Was nun folgen sollte war eine Band, deren Name mir zu meiner Schande bis dahin gar nix sagte, obwohl die Songs von Manfred Mann's Earth Band schon seit Jahrzehnten zum musikalischen Epos zu gehören scheinen. Die alten Herren machten mit ihrem unvergleichlichen Poprock gehörig (Ein)Druck und zeigten, daß sie auch heute noch zur Elite der virtuosen Kompositionen gehören. Im Gedächtnis geblieben ist mir The Redemption Song, und spätestens beim Hit Blinded by the light gingen auch mir Blasphemiker die Ohren auf und eine "Die kennst Du doch!"-Welle erfasste meinen leicht benebelten Körper.
Aber trotz allen Kultfaktors war dies auch die letzte Gelegenheit nochmal am Zeltplatz nachzutanken, denn was danach folgen sollte war natürlich für einen Teilzeit-Metalhead wie mich einfach nur Pflicht.

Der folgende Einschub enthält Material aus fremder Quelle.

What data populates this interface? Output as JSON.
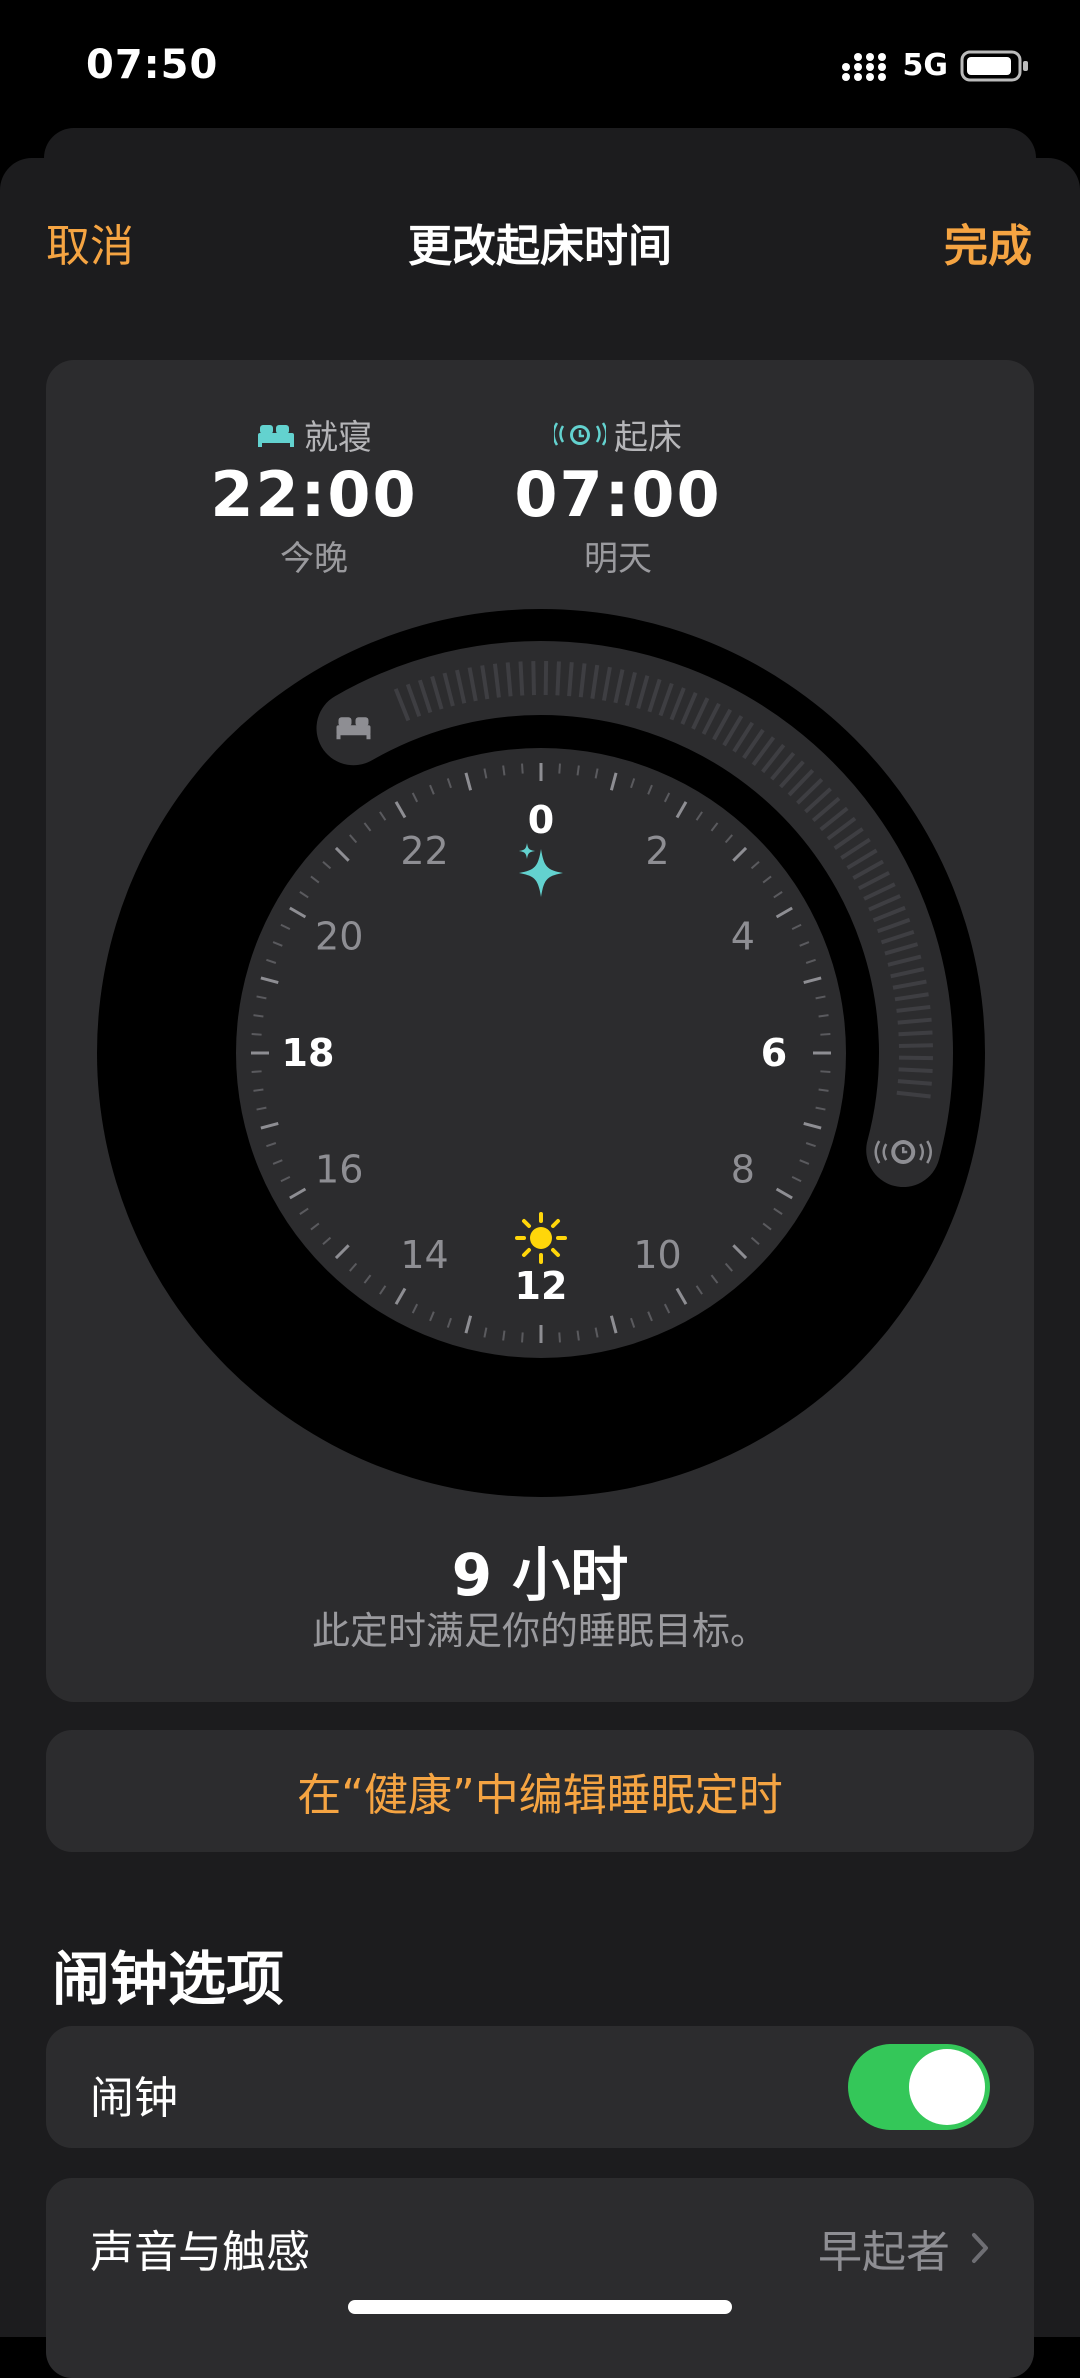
{
  "status_bar": {
    "time": "07:50",
    "network": "5G"
  },
  "nav": {
    "cancel": "取消",
    "title": "更改起床时间",
    "done": "完成"
  },
  "schedule": {
    "bedtime": {
      "label": "就寝",
      "time": "22:00",
      "day": "今晚"
    },
    "wake": {
      "label": "起床",
      "time": "07:00",
      "day": "明天"
    },
    "clock_numbers": [
      "0",
      "2",
      "4",
      "6",
      "8",
      "10",
      "12",
      "14",
      "16",
      "18",
      "20",
      "22"
    ],
    "duration": "9 小时",
    "goal_text": "此定时满足你的睡眠目标。"
  },
  "edit_in_health": "在“健康”中编辑睡眠定时",
  "alarm_options": {
    "title": "闹钟选项",
    "alarm_label": "闹钟",
    "alarm_enabled": true,
    "sound_label": "声音与触感",
    "sound_value": "早起者"
  },
  "colors": {
    "accent": "#f5a442",
    "toggle_on": "#34c759",
    "bed_icon": "#63d2cf",
    "sun_icon": "#ffd60a"
  }
}
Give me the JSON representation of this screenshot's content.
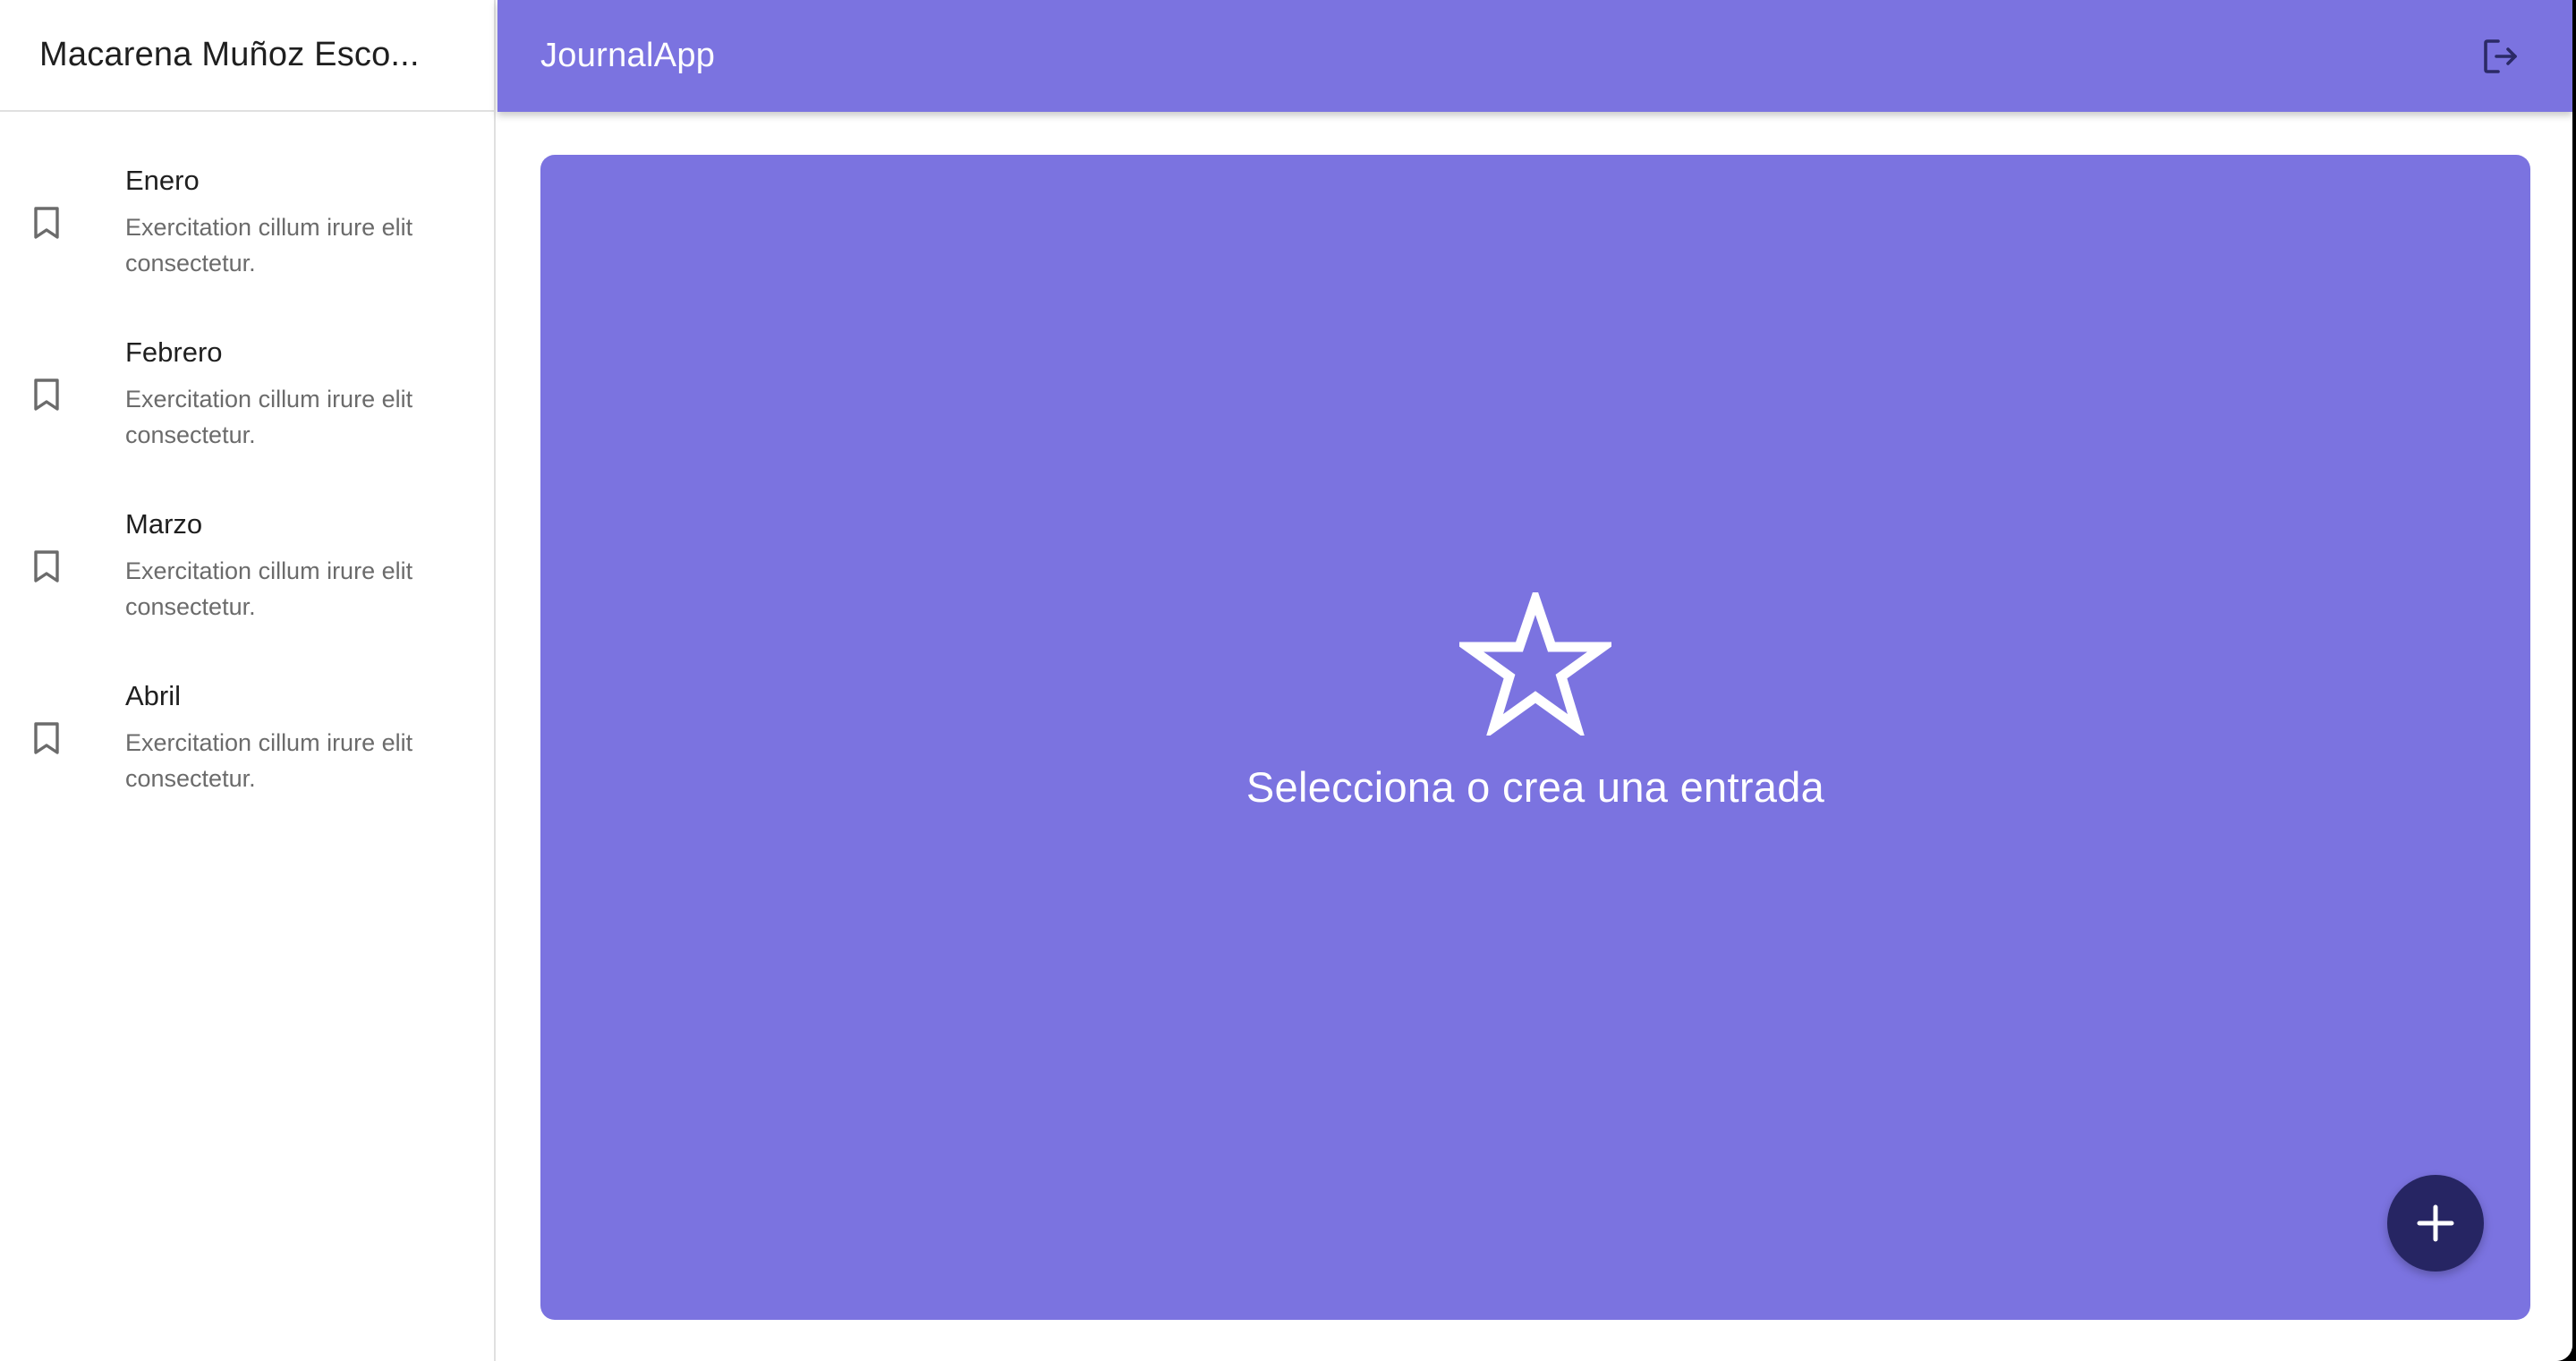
{
  "sidebar": {
    "user_name": "Macarena Muñoz Esco...",
    "entries": [
      {
        "title": "Enero",
        "body": "Exercitation cillum irure elit consectetur.",
        "icon": "bookmark-icon"
      },
      {
        "title": "Febrero",
        "body": "Exercitation cillum irure elit consectetur.",
        "icon": "bookmark-icon"
      },
      {
        "title": "Marzo",
        "body": "Exercitation cillum irure elit consectetur.",
        "icon": "bookmark-icon"
      },
      {
        "title": "Abril",
        "body": "Exercitation cillum irure elit consectetur.",
        "icon": "bookmark-icon"
      }
    ]
  },
  "appbar": {
    "title": "JournalApp",
    "logout_icon": "logout-icon"
  },
  "main": {
    "empty_icon": "star-outline-icon",
    "empty_message": "Selecciona o crea una entrada",
    "fab_icon": "plus-icon"
  },
  "colors": {
    "primary": "#7b73e0",
    "fab": "#262563",
    "text_primary": "#1f1f1f",
    "text_secondary": "#6b6b6b"
  }
}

Anthrax... Eine existierende Thrashmetal-Legende sollte den Freitagabend abrunden. Alex und Daniela hatten sich schon verabschiedet, einfach weil die Kleine natürlich bei ihrem ersten Festival noch nicht ganz so Stehvermögen besaß und verständlicherweise müde war, aber ich selbst ließ es mir nicht nehmen, die Amis vor die Linse und unter die Haut zu bekommen. Zum ersten Mal war auch der Festivalplatz nahezu komplett mit feierwütigem Volk gefüllt, und den Krachmachern wurde auf alle erdenklichen Arten gehuldigt.
Besonders sympathisch war dabei der Strohhut-Fan, welcher zu jedem Song abging wie ein HB-Männchen auf Speed, und bereitwillig für meine Fotosammlung poste. Gruß auch an seine sympathische Freundin, mit der ich mich kurz unterhielt, ihr seid ein schönes Paar!
Leider ging der Gig viel zu schnell zuende, als Anthrax dann ohne jegliche Zugabe und lange vor offiziellem Ende des Festivaltags von der Bühne stürmten und, nachdem das Equipment verstaut war, im Tourbus davon brausten. Ich kann nicht beurteilen, ob es dafür gute Gründe gab, bei vielen Gästen hinterließ das jedenfalls einen faden Beigeschmack nach einem sonst mehr als gelungenen Gig.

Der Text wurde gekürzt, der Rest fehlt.